Unite As a
Form of Peace
Serpihan
pasir yang terkumpul menjadikan sebuah gunung yang begitu megah. Tetesan air yang secara terus-menerus
menghasilkan sebuah lautan yang begitu indah.
Semua itu berasal dari hal yang kecil.
Mayoritas orang sering melalaikan bahkan tidak peduli dengan hal yang
kecil. Padahal hal yang kecil berdampak
sangat besar bagi kita. Sebuah contoh
kita mempunyai sebuah masalah yang amat banyak, maka kita pun bisa memilih
masalah yang mana terlebih dahulu diselesaikan.
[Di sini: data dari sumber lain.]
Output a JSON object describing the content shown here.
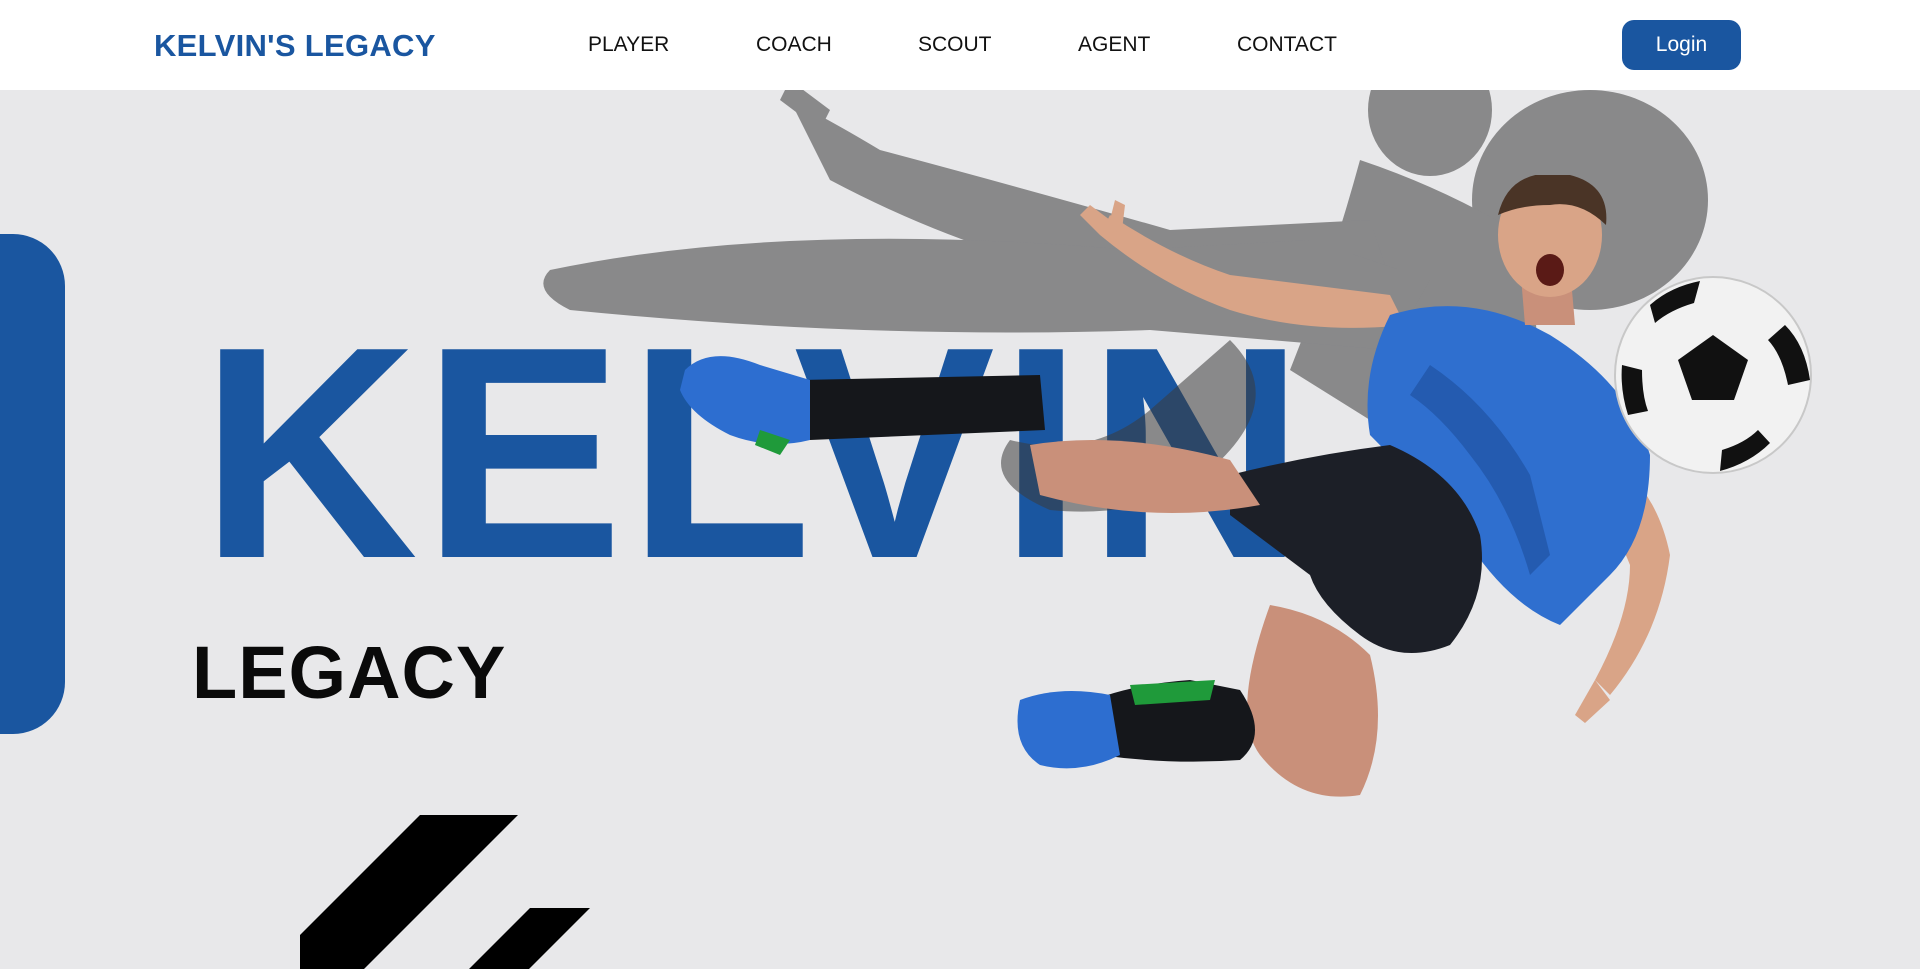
{
  "header": {
    "brand": "KELVIN'S LEGACY",
    "nav": [
      "PLAYER",
      "COACH",
      "SCOUT",
      "AGENT",
      "CONTACT"
    ],
    "login_label": "Login"
  },
  "hero": {
    "title": "KELVIN",
    "subtitle": "LEGACY",
    "image": "player-kicking-ball-illustration"
  },
  "colors": {
    "brand_blue": "#1a56a0",
    "background": "#e8e8ea",
    "header_bg": "#ffffff",
    "text_dark": "#0a0a0a"
  }
}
Maka, masalah yang terkecil terlebih dahulu yang diselesaikan, kemudian
baru menginjak masalah yang terbesar.
Begitu pula dalam menulis.
Seseorang bisa menulis secara lebih dalam dan luas, itu karena adalanya
kumpulan-kumpulan ide yang kian bergemuru menjadi satu sehingga akan
menhasilkan sebuah tulisan yang dikarang sedemikian rupa.
Aliran air
yang mengalir jernih sejalan dengan arus.
Sekarang, mulai beranjak pada tingkatan yang lebih tinggi dan
tingkatannya pun semakin susah melewatinya.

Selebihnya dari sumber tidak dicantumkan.